The New York City Department of Health and Mental Hygiene
In New York City, the pressure for a restaurant to do well on its health inspection couldn’t be greater — a bad grade, or even a less-than-ideal “B,” can drive business to the ground.
Enter Letter Grade Consulting, an independent consulting agency that charges restaurants between $250 and $400 a month to get places in tip-top shape for their upcoming, surprise inspection.
Like the city’s health department, LGC considers it part of the job to show up unannounced, to review a restaurant’s hygiene. The company is one of a number of new businesses that have sprung up since the Department of Health and Mental Hygiene introduced letter grades a few years ago.
“You can’t survive with a B on your window,” Letter Grade co-founder Rada Tarnovsky told the New York Times. “You have to have an A. We live in New York City. You can just cross the street to eat at an A place.”

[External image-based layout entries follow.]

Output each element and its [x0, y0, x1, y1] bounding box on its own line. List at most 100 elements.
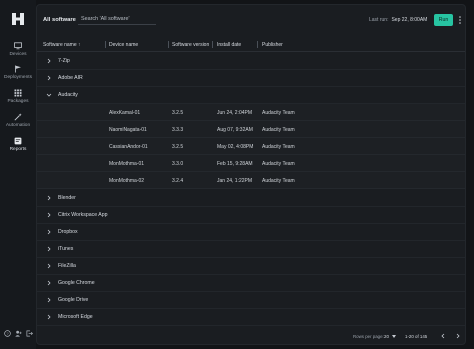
caret-down-icon[interactable] [392, 335, 396, 338]
table-row[interactable]: MonMothma-02 3.2.4 Jan 24, 1:22PM Audaci… [37, 172, 465, 189]
top-bar: All software Last run:Sep 22, 8:00AM Run [37, 5, 465, 35]
last-run-label: Last run: [369, 17, 389, 23]
group-name: Microsoft Edge [58, 314, 93, 320]
install-date: Jan 24, 1:22PM [217, 178, 253, 184]
chevron-right-icon[interactable] [46, 195, 52, 201]
chevron-right-icon[interactable] [46, 297, 52, 303]
chevron-right-icon[interactable] [46, 212, 52, 218]
install-date: May 02, 4:08PM [217, 144, 254, 150]
install-date: Jun 24, 2:04PM [217, 110, 253, 116]
table-row[interactable]: AlexKamal-01 3.2.5 Jun 24, 2:04PM Audaci… [37, 104, 465, 121]
group-name: Citrix Workspace App [58, 212, 108, 218]
page-title: All software [43, 17, 76, 23]
install-date: Aug 07, 9:32AM [217, 127, 253, 133]
last-run-value: Sep 22, 8:00AM [391, 17, 428, 23]
group-name: Dropbox [58, 229, 78, 235]
table-row-group[interactable]: FileZilla [37, 258, 465, 275]
table-header: Software name ↑ Device name Software ver… [37, 38, 465, 52]
wand-icon [14, 113, 22, 121]
rows-per-page-label: Rows per page: [353, 334, 384, 339]
table-row-group[interactable]: 7-Zip [37, 53, 465, 70]
table-row[interactable]: NaomiNagata-01 3.3.3 Aug 07, 9:32AM Auda… [37, 121, 465, 138]
column-header-software-version[interactable]: Software version [172, 42, 209, 48]
sidebar-item-automation[interactable]: Automation [0, 113, 36, 128]
table-row-group[interactable]: Blender [37, 190, 465, 207]
h-logo-icon[interactable] [11, 12, 25, 26]
search-input[interactable] [78, 13, 156, 25]
sidebar-item-label: Reports [9, 147, 27, 152]
publisher: Audacity Team [262, 161, 295, 167]
rows-per-page-select[interactable]: 20 [384, 334, 389, 339]
user-add-icon[interactable] [15, 330, 22, 337]
more-vertical-icon[interactable] [458, 15, 462, 25]
install-date: Feb 15, 9:28AM [217, 161, 253, 167]
pagination: Rows per page: 20 1-20 of 145 [37, 328, 465, 344]
column-header-publisher[interactable]: Publisher [262, 42, 283, 48]
sidebar-item-label: Devices [9, 52, 27, 57]
group-name: Google Drive [58, 297, 89, 303]
flag-icon [15, 65, 21, 73]
page-range: 1-20 of 145 [405, 334, 428, 339]
column-resize-handle[interactable] [212, 41, 213, 48]
publisher: Audacity Team [262, 127, 295, 133]
sidebar-item-label: Automation [5, 123, 31, 128]
column-resize-handle[interactable] [257, 41, 258, 48]
logout-icon[interactable] [26, 330, 33, 337]
chevron-right-icon[interactable] [46, 229, 52, 235]
table-row-group[interactable]: Microsoft Edge [37, 309, 465, 326]
sidebar: Devices Deployments Packages Automation [0, 0, 36, 349]
column-resize-handle[interactable] [105, 41, 106, 48]
table-row-group[interactable]: Dropbox [37, 224, 465, 241]
sidebar-item-deployments[interactable]: Deployments [0, 65, 36, 80]
sidebar-item-packages[interactable]: Packages [0, 89, 36, 104]
chevron-right-icon[interactable] [46, 314, 52, 320]
table-row[interactable]: CassianAndor-01 3.2.5 May 02, 4:08PM Aud… [37, 138, 465, 155]
report-icon [14, 137, 22, 145]
table-row-group[interactable]: iTunes [37, 241, 465, 258]
column-header-software-name[interactable]: Software name ↑ [43, 42, 81, 48]
sidebar-item-devices[interactable]: Devices [0, 42, 36, 57]
column-header-install-date[interactable]: Install date [217, 42, 241, 48]
publisher: Audacity Team [262, 178, 295, 184]
software-version: 3.3.0 [172, 161, 184, 167]
table-row-group[interactable]: Google Chrome [37, 275, 465, 292]
device-name: MonMothma-02 [109, 178, 145, 184]
table-row[interactable]: MonMothma-01 3.3.0 Feb 15, 9:28AM Audaci… [37, 155, 465, 172]
software-version: 3.2.5 [172, 144, 184, 150]
column-header-device-name[interactable]: Device name [109, 42, 138, 48]
monitor-icon [14, 42, 22, 50]
sidebar-item-reports[interactable]: Reports [0, 137, 36, 152]
grid-icon [14, 89, 22, 97]
device-name: MonMothma-01 [109, 161, 145, 167]
group-name: Blender [58, 195, 76, 201]
chevron-right-icon[interactable] [46, 246, 52, 252]
group-name: FileZilla [58, 263, 76, 269]
chevron-down-icon[interactable] [46, 92, 52, 98]
sidebar-item-label: Packages [7, 99, 29, 104]
chevron-right-icon[interactable] [46, 58, 52, 64]
chevron-right-icon[interactable] [46, 280, 52, 286]
table-row-group-expanded[interactable]: Audacity [37, 87, 465, 104]
device-name: CassianAndor-01 [109, 144, 148, 150]
group-name: Google Chrome [58, 280, 95, 286]
chevron-right-icon[interactable] [46, 75, 52, 81]
sidebar-item-label: Deployments [4, 75, 32, 80]
device-name: AlexKamal-01 [109, 110, 141, 116]
column-resize-handle[interactable] [168, 41, 169, 48]
svg-text:?: ? [6, 331, 9, 336]
chevron-right-icon[interactable] [455, 333, 461, 339]
software-version: 3.2.5 [172, 110, 184, 116]
group-name: Adobe AIR [58, 75, 83, 81]
publisher: Audacity Team [262, 110, 295, 116]
main-panel: All software Last run:Sep 22, 8:00AM Run… [36, 4, 466, 345]
group-name: Audacity [58, 92, 78, 98]
table-row-group[interactable]: Adobe AIR [37, 70, 465, 87]
software-version: 3.3.3 [172, 127, 184, 133]
help-icon[interactable]: ? [4, 330, 11, 337]
chevron-right-icon[interactable] [46, 263, 52, 269]
table-row-group[interactable]: Citrix Workspace App [37, 207, 465, 224]
run-button[interactable]: Run [434, 14, 453, 26]
sort-ascending-icon: ↑ [78, 42, 81, 48]
chevron-left-icon[interactable] [440, 333, 446, 339]
table-row-group[interactable]: Google Drive [37, 292, 465, 309]
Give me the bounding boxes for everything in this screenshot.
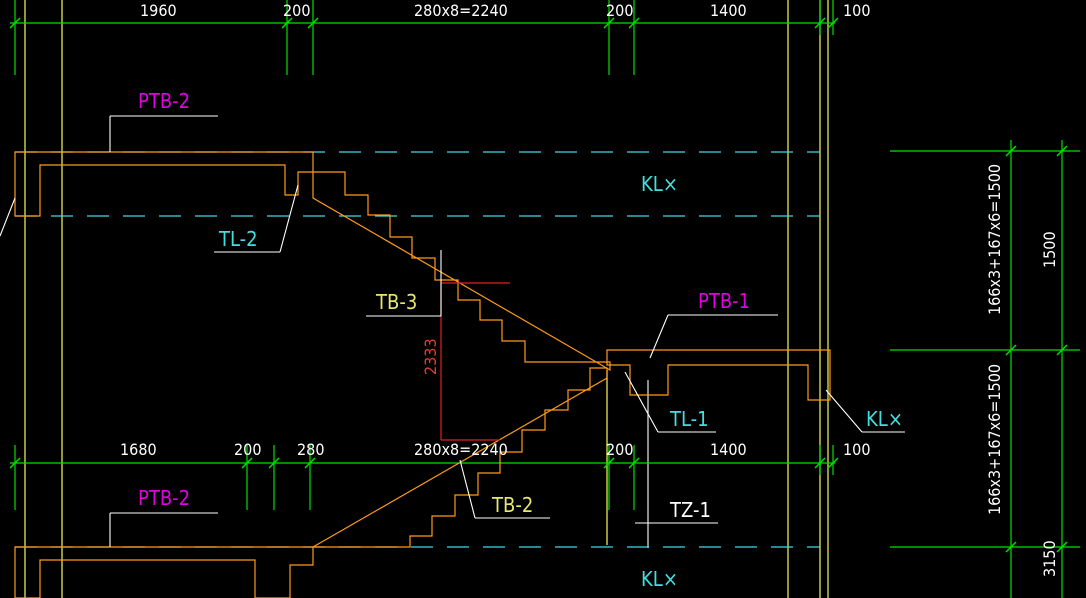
top-dimension-texts: 1960 200 280x8=2240 200 1400 100 bbox=[140, 1, 870, 20]
dim-top-1: 1960 bbox=[140, 1, 177, 20]
dim-top-5: 1400 bbox=[710, 1, 747, 20]
dim-mid-6: 1400 bbox=[710, 440, 747, 459]
dim-right-1: 166x3+167x6=1500 bbox=[985, 164, 1004, 315]
mid-dimension-texts: 1680 200 280 280x8=2240 200 1400 100 bbox=[120, 440, 870, 459]
label-tl1: TL-1 bbox=[669, 407, 709, 431]
label-ptb1: PTB-1 bbox=[698, 289, 750, 313]
label-kl-right: KL× bbox=[866, 407, 903, 431]
right-dimension-texts: 166x3+167x6=1500 1500 166x3+167x6=1500 3… bbox=[985, 164, 1059, 577]
dim-right-4: 3150 bbox=[1040, 540, 1059, 577]
label-kl-top: KL× bbox=[641, 172, 678, 196]
leader-lines bbox=[0, 115, 905, 547]
label-kl-bottom: KL× bbox=[641, 567, 678, 591]
dim-mid-1: 1680 bbox=[120, 440, 157, 459]
label-tz1: TZ-1 bbox=[669, 498, 711, 522]
dim-mid-5: 200 bbox=[606, 440, 633, 459]
label-ptb2-top: PTB-2 bbox=[138, 89, 190, 113]
dim-mid-2: 200 bbox=[234, 440, 261, 459]
dim-mid-7: 100 bbox=[843, 440, 870, 459]
dim-top-6: 100 bbox=[843, 1, 870, 20]
label-tb3: TB-3 bbox=[375, 290, 417, 314]
dim-2333: 2333 bbox=[421, 338, 440, 375]
height-dimension: 2333 bbox=[421, 282, 510, 441]
label-tl2: TL-2 bbox=[218, 227, 258, 251]
label-ptb2-bottom: PTB-2 bbox=[138, 486, 190, 510]
dim-right-2: 1500 bbox=[1040, 231, 1059, 268]
dim-mid-4: 280x8=2240 bbox=[414, 440, 508, 459]
stair-section-drawing: 2333 1960 200 280x8=2240 200 1400 100 16… bbox=[0, 0, 1080, 598]
dim-top-4: 200 bbox=[606, 1, 633, 20]
dim-top-3: 280x8=2240 bbox=[414, 1, 508, 20]
dim-right-3: 166x3+167x6=1500 bbox=[985, 364, 1004, 515]
dim-top-2: 200 bbox=[283, 1, 310, 20]
dim-mid-3: 280 bbox=[297, 440, 324, 459]
label-tb2: TB-2 bbox=[491, 493, 533, 517]
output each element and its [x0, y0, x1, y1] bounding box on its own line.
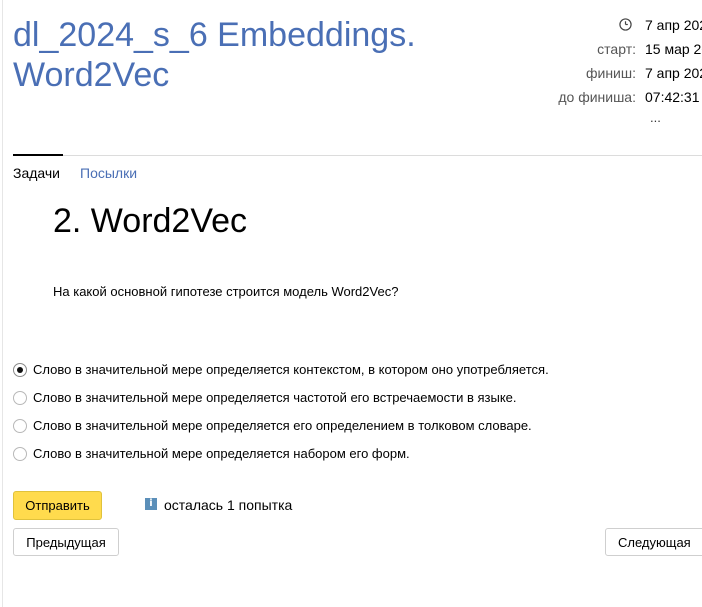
info-icon: i [145, 498, 157, 510]
meta-remaining-row: до финиша: 07:42:31 [540, 89, 702, 107]
meta-start-value: 15 мар 2024 [645, 41, 702, 57]
answer-option-label: Слово в значительной мере определяется н… [33, 446, 410, 461]
meta-finish-value: 7 апр 2024 [645, 65, 702, 81]
answer-option-label: Слово в значительной мере определяется е… [33, 418, 532, 433]
question-text: На какой основной гипотезе строится моде… [53, 284, 399, 299]
meta-start-row: старт: 15 мар 2024 [540, 41, 702, 59]
next-button[interactable]: Следующая [605, 528, 702, 556]
meta-finish-row: финиш: 7 апр 2024 [540, 65, 702, 83]
meta-date-value: 7 апр 2024 [645, 17, 702, 33]
meta-date-row: 7 апр 2024 [540, 17, 702, 35]
tab-active-indicator [13, 154, 63, 156]
previous-button[interactable]: Предыдущая [13, 528, 119, 556]
clock-icon [619, 18, 632, 31]
tabs-divider [13, 155, 702, 156]
meta-more-ellipsis[interactable]: ... [650, 110, 661, 125]
meta-start-label: старт: [597, 41, 636, 57]
meta-remaining-value: 07:42:31 [645, 89, 700, 105]
radio-button[interactable] [13, 419, 27, 433]
tab-submissions[interactable]: Посылки [80, 165, 137, 181]
meta-remaining-label: до финиша: [558, 89, 636, 105]
submit-button[interactable]: Отправить [13, 491, 102, 520]
tab-problems[interactable]: Задачи [13, 165, 60, 181]
radio-button-selected[interactable] [13, 363, 27, 377]
radio-button[interactable] [13, 447, 27, 461]
answer-option-label: Слово в значительной мере определяется ч… [33, 390, 517, 405]
radio-button[interactable] [13, 391, 27, 405]
page-left-border [2, 0, 3, 607]
contest-title[interactable]: dl_2024_s_6 Embeddings. Word2Vec [13, 15, 453, 95]
meta-finish-label: финиш: [585, 65, 636, 81]
answer-option-label: Слово в значительной мере определяется к… [33, 362, 549, 377]
page: dl_2024_s_6 Embeddings. Word2Vec 7 апр 2… [0, 0, 702, 607]
attempts-remaining: осталась 1 попытка [164, 497, 293, 513]
problem-title: 2. Word2Vec [53, 202, 248, 240]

Just like the health department, Tarnovsky’s inspectors — most of whom formerly worked for the health department — spot check every detail of the kitchen. A mouse was discovered during one recent LGC inspection, but the restaurant passed its next real inspection, the company told the Times.
Among the things LGC and its peer companies teaches restauranteurs is how to stay calm in the presence of an official inspector. “Department of health inspectors, they react to unnecessary panic,” LGC’s Leon Lubarsky said.